Un point sur lequel les producteurs invités aux tables rondes ont mis l’accent est la mise en commun et le partage. « Il faut qu’on se retrouve entre producteurs. On n’a pas assez de réseau », estime Pascal Renaud. « Pendant le confinement, on a beaucoup échangé, mis en commun nos disponibles. On s’est rendu compte qu’on produisait beaucoup de choses en France », abonde Jean-Marc Auray, des pépinières du Val d’Erdre, à Saint-Mars-du-Désert (44).
Côté consommation, lorsque les jardineries ont rouvert, « on a battu record après record dans certaines familles de produits, rapporte Patrick Abadie, de Truffaut. Mais, à la mi-septembre, on n’a pas rattrapé le retard sur le végétal ». Au départ, ce qui a été le plus vendu, c’était les plantes à finalité vivrière : plants potagers, petits fruits, arbres fruitiers, aromatiques. Ensuite est venu le tour des plantes pour les balcons, terrasses ou d’intérieur. Les fleurs coupées et les plantes d’intérieur fleuries sont les catégories qui ont eu le plus de mal à se vendre.

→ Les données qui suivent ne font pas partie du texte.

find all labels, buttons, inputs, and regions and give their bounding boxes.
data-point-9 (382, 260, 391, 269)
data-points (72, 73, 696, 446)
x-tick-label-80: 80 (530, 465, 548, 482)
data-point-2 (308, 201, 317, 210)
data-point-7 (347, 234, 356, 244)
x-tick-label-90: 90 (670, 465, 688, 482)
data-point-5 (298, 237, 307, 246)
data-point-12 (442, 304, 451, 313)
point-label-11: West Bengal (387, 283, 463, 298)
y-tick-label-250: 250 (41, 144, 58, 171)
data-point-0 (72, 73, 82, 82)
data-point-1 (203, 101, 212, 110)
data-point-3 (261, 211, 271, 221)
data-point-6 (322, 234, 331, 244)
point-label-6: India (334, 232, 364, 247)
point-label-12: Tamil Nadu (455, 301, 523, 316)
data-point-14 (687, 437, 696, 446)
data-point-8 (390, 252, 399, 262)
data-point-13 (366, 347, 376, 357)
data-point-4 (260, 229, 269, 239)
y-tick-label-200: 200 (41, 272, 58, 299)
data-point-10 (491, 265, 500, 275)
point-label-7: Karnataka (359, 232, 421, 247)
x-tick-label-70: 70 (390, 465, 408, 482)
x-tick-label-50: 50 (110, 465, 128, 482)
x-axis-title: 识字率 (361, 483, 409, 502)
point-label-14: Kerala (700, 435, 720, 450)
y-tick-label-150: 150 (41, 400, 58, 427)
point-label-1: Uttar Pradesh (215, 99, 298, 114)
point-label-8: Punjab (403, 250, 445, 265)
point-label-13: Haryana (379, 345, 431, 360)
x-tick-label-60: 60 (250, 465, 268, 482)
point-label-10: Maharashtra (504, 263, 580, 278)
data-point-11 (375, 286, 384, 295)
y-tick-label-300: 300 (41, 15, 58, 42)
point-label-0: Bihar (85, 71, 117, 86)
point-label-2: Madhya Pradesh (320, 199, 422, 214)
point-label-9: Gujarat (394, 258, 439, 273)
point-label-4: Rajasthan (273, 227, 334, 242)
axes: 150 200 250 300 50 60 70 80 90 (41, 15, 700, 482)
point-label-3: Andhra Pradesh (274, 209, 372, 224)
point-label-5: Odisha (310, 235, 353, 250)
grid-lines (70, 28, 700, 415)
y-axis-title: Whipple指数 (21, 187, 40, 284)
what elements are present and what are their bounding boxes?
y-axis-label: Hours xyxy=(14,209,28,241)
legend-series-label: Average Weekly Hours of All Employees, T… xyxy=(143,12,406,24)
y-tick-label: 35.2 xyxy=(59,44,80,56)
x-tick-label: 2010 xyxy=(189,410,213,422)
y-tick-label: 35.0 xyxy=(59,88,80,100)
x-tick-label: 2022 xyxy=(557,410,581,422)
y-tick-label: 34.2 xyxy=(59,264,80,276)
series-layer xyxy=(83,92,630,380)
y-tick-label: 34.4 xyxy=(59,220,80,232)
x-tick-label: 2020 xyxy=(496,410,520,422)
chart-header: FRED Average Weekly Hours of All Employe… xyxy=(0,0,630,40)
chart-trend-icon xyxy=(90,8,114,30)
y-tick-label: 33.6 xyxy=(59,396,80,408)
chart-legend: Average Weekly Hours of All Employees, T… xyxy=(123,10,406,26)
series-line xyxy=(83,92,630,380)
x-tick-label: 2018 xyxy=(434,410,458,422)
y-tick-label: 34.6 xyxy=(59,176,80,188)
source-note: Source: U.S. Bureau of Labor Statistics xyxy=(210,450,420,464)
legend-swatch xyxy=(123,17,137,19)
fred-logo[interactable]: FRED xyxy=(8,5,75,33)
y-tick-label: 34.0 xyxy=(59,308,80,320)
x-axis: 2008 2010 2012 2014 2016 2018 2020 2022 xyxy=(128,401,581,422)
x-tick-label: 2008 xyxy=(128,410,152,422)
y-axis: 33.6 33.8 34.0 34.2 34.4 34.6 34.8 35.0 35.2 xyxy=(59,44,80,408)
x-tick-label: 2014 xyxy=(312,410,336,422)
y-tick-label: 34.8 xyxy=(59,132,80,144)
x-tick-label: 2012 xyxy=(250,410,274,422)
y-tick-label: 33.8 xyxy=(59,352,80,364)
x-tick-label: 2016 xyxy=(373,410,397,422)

À la fin de la première table ronde consacrée à l’état des lieux de la filière, Brand Wagenaar, analyste des filières horticoles, a fait un point sur la situation à l’international. Partout, les consommateurs ont plébiscité le végétal. « On a attiré beaucoup de gens, il faut maintenant les retenir. Il faut éviter les espoirs déçus pour ne pas perdre ces nouveaux consommateurs acquis pendant la crise. Les informations sur le produit doivent être claires, très simples à comprendre », assure-t-il. Autre sujet d’importance, selon lui, « l’empreinte carbone de notre production. Il faut s’y intéresser maintenant. On devra bientôt la renseigner partout ».
Des tendances confirmées par la crise
Avant la crise, « la vente en ligne représentait à peine 1 à 2 % des achats de plantes, rappelait Mikaël Mercier en introduction de la journée. Pendant le confinement, la grande distribution et Internet étaient les deux seuls canaux qui restaient ouverts ». Le e-commerce a donc beaucoup bénéficié du confinement. Chez Promesse de fleurs (voir page 15), spécialiste de la vente de plantes en ligne, Adrien Moreau, responsable des achats, confirme cet engouement : il y a eu une multiplication des ventes par trois au début de la crise.
Certains producteurs ont tenté de passer à la vente en ligne, pas toujours sans mal. « Notre métier, c’est la production et la vente en distribution spécialisée, indique Marie Levaux, productrice aux Établissements horticoles du Cannebeth, à Mauguio (34), et présidente de la FNPHP (Fédération nationale des producteurs horticulteurs pépiniéristes). On a changé de métier pendant quelques semaines. On avait un outil de vente par correspondance depuis une dizaine d’années, pour les collections botaniques, mais il était très discret ! »
Aux pépinières Gicquiaud, « on est passé de trente à 400 commandes par jour, relate Pascal Renaud. On en avait trop, on n’était pas armés pour les honorer. On aurait dû en refuser ». Les transporteurs habituels, La Poste et Geodis, ne livrant plus, il a fallu en trouver d’autres, mais les retards se sont accumulés, comme les commentaires négatifs, difficiles à vivre durant cette période.
Si la crise a pris de court certains acteurs de la filière dans le numérique, elle a permis de grandes avancées. Beaucoup en ont profité pour développer des outils. « Aujourd’hui, on ne peut pas être dans le déni pour le digital », reconnaît Marie Levaux.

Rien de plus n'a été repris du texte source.